Time to recover the second metric used to evaluate the performance of architecture is time to recovery. Quantifiable performance of self-healing property is the amount of time consumed to take the system back from any degraded state to a healthy state. The time required to perform a recovery mechanism is considered as time to recover \((T_{tr} )\).

However, the self-healing mechanism considers the amount of time used to detect, plan and recover system back to normalcy as time to heal \((T_{th} )\). Time to recover is the amount that is consumed during recovery mechanism and can be defined as follows:

$$T_{tr} = T_{th} - \mu$$
(6)

where, \(T_{th}\) is the total time consumed by healing mechanism and \(\mu\) are overheads incurred due to the interaction of different components. Figure 13 shows the time consumed by the recovery step in the healing process if any fault occurs during execution. As shown in Fig. 13a which considers resource unavailability as the cause of fault, mean recovery time is recorded as 1000 ms. While in case of a resource over allocation category, 110 ms are found to be required for recovery step as depicted in Fig. 13b.

Fig. 13
figure 13

Time to recover a with resource unavailability, b with resource over allocation

Performance of the architecture recorded is a self-evaluated outcome that is derived from the application aspect. However, to benchmark the methodology it is also necessary to validate against similar architectures. Due to the difficulty in non-availability of existing architecture for evaluation, a continuation of this research is carried out in the next paper. Future work indicates not only the evaluation of proposed model against the existing but also, on insights into strategies validation and selection for agent to identify the effective path for fault recovery.

8 Conclusion

The paper attempts to address the challenges of self-healing phenomena in self-adaptive systems. The authors address the challenge by proposing a non-traditional solution that can be associated with the development of the system. A novel architecture can be incorporated during the design phase that adopts a multi-agent communication mechanism to deploy self-healing criteria. The proposed solution is detailed from the implementation perspective using three-different algorithms for planning, functioning, and enacting as critical responsibilities of the agent. With the help of agent communication control flow, the functionality of agents’ communication and collaboration in terms of addressing the faults is effectively represented and their validation is carried out to quantify the extent of achievement. To justify the success of architecture, evaluation metrics such as response time and time to recovery is measured over a sample population of 1000 entities for two different categories of faults. Based on the results obtained, it is concluded that the architecture is effective especially for crash and resource unavailability faults. On the other hand, in case of faults associated with resource over allocation and communication failure, there is scope for improvement.

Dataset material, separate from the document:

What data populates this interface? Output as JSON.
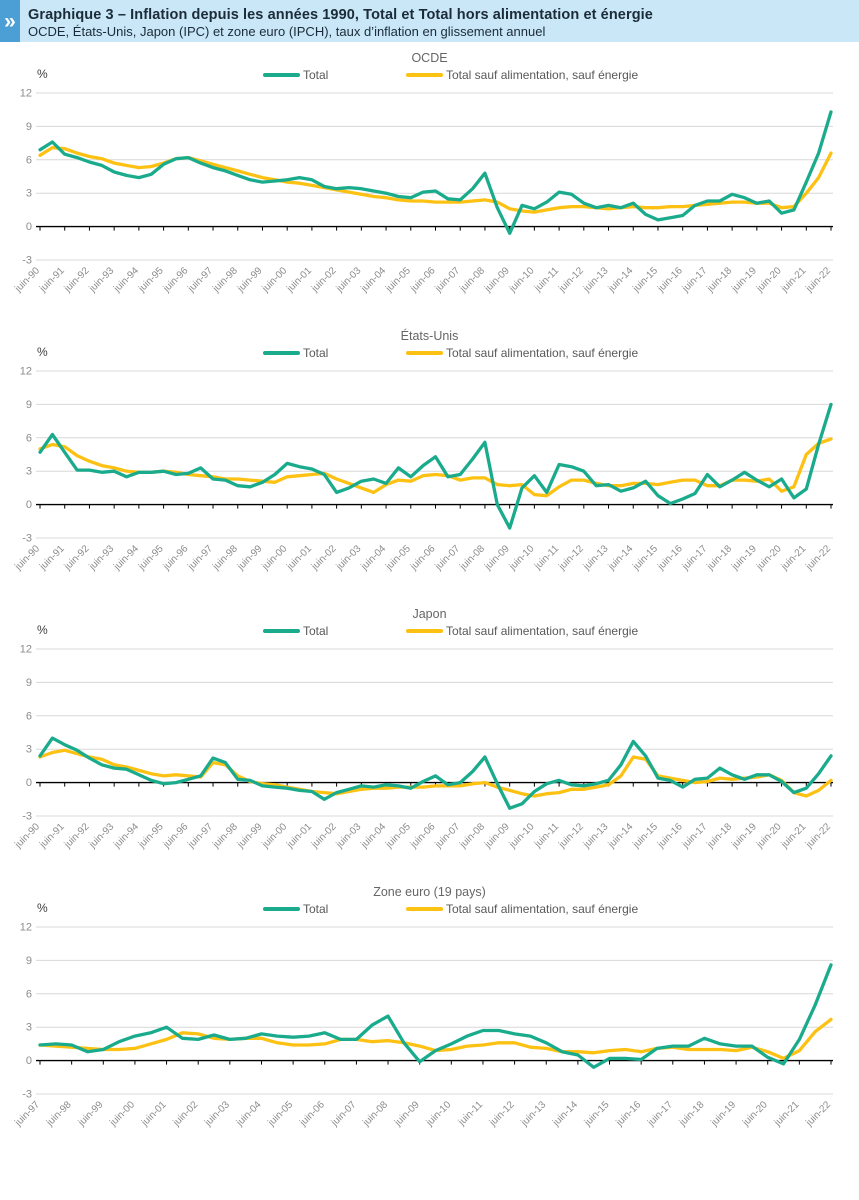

Testing and validations conducted through this paper are primarily associated with the limited system that has fewer agents with fewer communications processing sequentially with single-thread approach. Through the validations are successful at this stage, there is still scope for replicating the model to larger systems with multi-level communication that has multiple threads. In addition, to make the agent perform better in terms of optimizing the healing times, usage of machine learning approaches is recommended. On a learning platform especially using reinforcement learning, there is scope for the architecture to be more effective and flexible. Another scope for future work is applicability of proposed architecture in commercial applications. For which, through an exhaustive study on existing architectural strategies is necessary followed by fusion of proposed architecture into the existing may result into a more efficient outcome.